For his morning and evening walks Gupta heads to Swapno Bhor senior citizens park, that is free from the dreaded plant, “but I cannot avoid exposure when walking to the bank attached to the Pride Hotel building,” he says. “That stretch has a lot of partheniums.”

Partheniums grow in wild next to Aliah University.

Partheniums grow in wild next to Aliah University. (Mayukh Sengupta)

Indeed, the empty plots are quite infested by the plant. The stretch from opposite the high court plot to Alia University and beyond has untidy bushes of parthenium. The footpaths right outside the university or offices like Eco Space are clean but the rest grows wild. The stretch from New Town police station to Kolkata Gate is so badly infested that some of the cars seized and parked next to the thana are almost hidden by partheniums.

“What’s worse, the pollen flies into our homes through windows. It can cause bronchitis,” says Sithi Kana Ghatak, a homeopathy doctor who lives in CD Block, near Novotel. “Things had got so bad last year that I had complained to New Town Kolkata Development Authority (NKDA) after the Pujas. They promptly removed the plants but they’ve grown back. It was the same story in Salt Lake when we lived there in the 1990s.”

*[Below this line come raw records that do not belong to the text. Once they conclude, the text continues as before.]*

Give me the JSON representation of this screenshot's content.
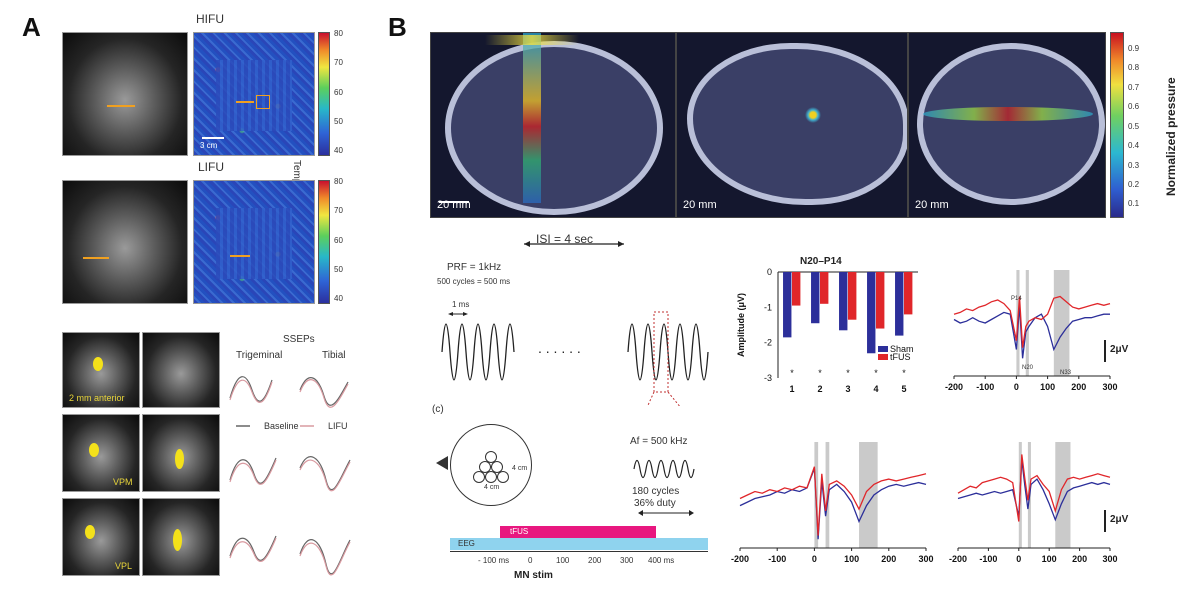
{
  "panelA": {
    "letter": "A",
    "hifu_title": "HIFU",
    "lifu_title": "LIFU",
    "scale_label": "3 cm",
    "colorbar_label": "Temperature (°C)",
    "colorbar_ticks": [
      "80",
      "70",
      "60",
      "50",
      "40"
    ],
    "sseps_title": "SSEPs",
    "col_trigeminal": "Trigeminal",
    "col_tibial": "Tibial",
    "legend_baseline": "Baseline",
    "legend_lifu": "LIFU",
    "row_labels": [
      "2 mm anterior",
      "VPM",
      "VPL"
    ]
  },
  "panelB": {
    "letter": "B",
    "scalebars": [
      "20 mm",
      "20 mm",
      "20 mm"
    ],
    "pressure_label": "Normalized pressure",
    "pressure_ticks": [
      "0.9",
      "0.8",
      "0.7",
      "0.6",
      "0.5",
      "0.4",
      "0.3",
      "0.2",
      "0.1"
    ],
    "isi_label": "ISI = 4 sec",
    "prf_label": "PRF = 1kHz",
    "cycles_label": "500 cycles = 500 ms",
    "ms_label": "1 ms",
    "dots": ". . . . . .",
    "c_label": "(c)",
    "af_label": "Af = 500 kHz",
    "cycles180": "180 cycles",
    "duty": "36% duty",
    "cm4_a": "4 cm",
    "cm4_b": "4 cm",
    "tfus_bar": "tFUS",
    "eeg_bar": "EEG",
    "timeline_ticks": [
      "- 100 ms",
      "0",
      "100",
      "200",
      "300",
      "400 ms"
    ],
    "mn_stim": "MN stim",
    "n20_title": "N20–P14",
    "p14": "P14",
    "n20": "N20",
    "n33": "N33",
    "uv_label": "2μV"
  },
  "colors": {
    "sham": "#2c2f9a",
    "tfus": "#e0262a",
    "pink_bar": "#e8177f",
    "eeg_bar": "#8fd3ee"
  },
  "chart_data": [
    {
      "type": "bar",
      "title": "N20–P14",
      "xlabel": "",
      "ylabel": "Amplitude (μV)",
      "categories": [
        "1",
        "2",
        "3",
        "4",
        "5"
      ],
      "ylim": [
        -3,
        0
      ],
      "yticks": [
        "0",
        "-1",
        "-2",
        "-3"
      ],
      "significance": [
        "*",
        "*",
        "*",
        "*",
        "*"
      ],
      "series": [
        {
          "name": "Sham",
          "values": [
            -1.85,
            -1.45,
            -1.65,
            -2.3,
            -1.8
          ]
        },
        {
          "name": "tFUS",
          "values": [
            -0.95,
            -0.9,
            -1.35,
            -1.6,
            -1.2
          ]
        }
      ]
    },
    {
      "type": "line",
      "title": "",
      "xlabel": "",
      "ylabel": "",
      "xlim": [
        -200,
        300
      ],
      "xticks": [
        "-200",
        "-100",
        "0",
        "100",
        "200",
        "300"
      ],
      "x": [
        -200,
        -180,
        -160,
        -140,
        -120,
        -100,
        -80,
        -60,
        -40,
        -20,
        0,
        10,
        20,
        30,
        40,
        60,
        80,
        100,
        120,
        140,
        160,
        180,
        200,
        220,
        240,
        260,
        280,
        300
      ],
      "series": [
        {
          "name": "Sham",
          "values": [
            0.2,
            0.0,
            0.1,
            0.3,
            0.1,
            0.0,
            0.2,
            0.4,
            0.6,
            0.5,
            -1.5,
            1.0,
            -2.0,
            -0.5,
            -0.2,
            0.3,
            0.5,
            -0.2,
            -1.5,
            -0.8,
            -0.3,
            0.1,
            0.2,
            0.3,
            0.3,
            0.4,
            0.5,
            0.5
          ]
        },
        {
          "name": "tFUS",
          "values": [
            0.5,
            0.6,
            0.8,
            0.7,
            0.9,
            1.0,
            1.2,
            1.3,
            1.1,
            0.7,
            -1.0,
            1.5,
            -1.4,
            -0.2,
            0.1,
            0.3,
            0.2,
            0.5,
            1.4,
            1.5,
            1.2,
            0.9,
            0.8,
            0.9,
            1.0,
            1.1,
            1.0,
            1.1
          ]
        }
      ]
    },
    {
      "type": "line",
      "title": "",
      "xlim": [
        -200,
        300
      ],
      "xticks": [
        "-200",
        "-100",
        "0",
        "100",
        "200",
        "300"
      ],
      "x": [
        -200,
        -180,
        -160,
        -140,
        -120,
        -100,
        -80,
        -60,
        -40,
        -20,
        0,
        10,
        20,
        30,
        40,
        60,
        80,
        100,
        120,
        140,
        160,
        180,
        200,
        220,
        240,
        260,
        280,
        300
      ],
      "series": [
        {
          "name": "Sham",
          "values": [
            -0.6,
            -0.4,
            -0.2,
            -0.1,
            0.0,
            0.2,
            0.1,
            0.3,
            0.2,
            0.4,
            1.5,
            -2.5,
            0.8,
            -1.2,
            0.3,
            0.6,
            0.2,
            -0.4,
            -1.5,
            -0.6,
            0.0,
            0.3,
            0.5,
            0.6,
            0.5,
            0.6,
            0.7,
            0.6
          ]
        },
        {
          "name": "tFUS",
          "values": [
            -0.2,
            0.0,
            0.2,
            0.1,
            0.3,
            0.2,
            0.4,
            0.3,
            0.5,
            0.4,
            1.6,
            -2.3,
            1.2,
            -0.9,
            0.6,
            0.8,
            0.5,
            0.0,
            -0.8,
            0.2,
            0.6,
            0.8,
            0.9,
            0.8,
            0.9,
            1.0,
            1.1,
            1.2
          ]
        }
      ]
    },
    {
      "type": "line",
      "title": "",
      "xlim": [
        -200,
        300
      ],
      "xticks": [
        "-200",
        "-100",
        "0",
        "100",
        "200",
        "300"
      ],
      "x": [
        -200,
        -180,
        -160,
        -140,
        -120,
        -100,
        -80,
        -60,
        -40,
        -20,
        0,
        10,
        20,
        30,
        40,
        60,
        80,
        100,
        120,
        140,
        160,
        180,
        200,
        220,
        240,
        260,
        280,
        300
      ],
      "series": [
        {
          "name": "Sham",
          "values": [
            -0.2,
            -0.1,
            0.0,
            0.1,
            0.0,
            0.1,
            0.2,
            0.1,
            0.2,
            0.3,
            -1.2,
            2.0,
            0.5,
            -0.8,
            0.6,
            0.9,
            0.3,
            -0.5,
            -1.4,
            -0.5,
            0.2,
            0.4,
            0.5,
            0.6,
            0.7,
            0.6,
            0.7,
            0.6
          ]
        },
        {
          "name": "tFUS",
          "values": [
            0.1,
            0.3,
            0.5,
            0.4,
            0.7,
            0.8,
            0.9,
            1.0,
            0.9,
            0.7,
            -1.5,
            2.3,
            0.9,
            -0.3,
            0.9,
            1.1,
            0.6,
            0.2,
            -0.9,
            0.3,
            0.9,
            1.0,
            0.9,
            1.0,
            1.1,
            1.2,
            1.1,
            1.0
          ]
        }
      ]
    }
  ]
}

S.K. Maiti, patron of Bidhannagar Horticultural Society, remembers how Salt Lake was overrun by parthenium till some years ago. “The plant propagates very easily as its seeds, which are in the flower, get carried by the wind. They germinate wherever they land,” says Maiti. “If partheniums have reduced in Salt Lake now it is only because a lot of buildings have come up and denied parthenium seeds the soil and space to settle.”

Removing partheniums is a challenge too. “It is not enough to uproot them. One has to burn them lest the seeds of the uprooted plants fly away and germinate again,” says Maiti. “Even the workers uprooting them must be careful and wear gloves.”

Debashis Sen, chairman of New NKDA, says they are planning a long-term solution to the parthenium problem. “While NKDA removes the plants whenever we are informed by residents, we cannot indefinitely go on using tax payers’ money for this.”

Most places where the plant grows wild are in empty plots so NKDA now plans to involve the plot owners in the parthenium removal process. “Whenever we find out about parthenium infestation in an empty plot, the land owner will be contacted. He will either have to remove the plants himself or pay NKDA to do the same.”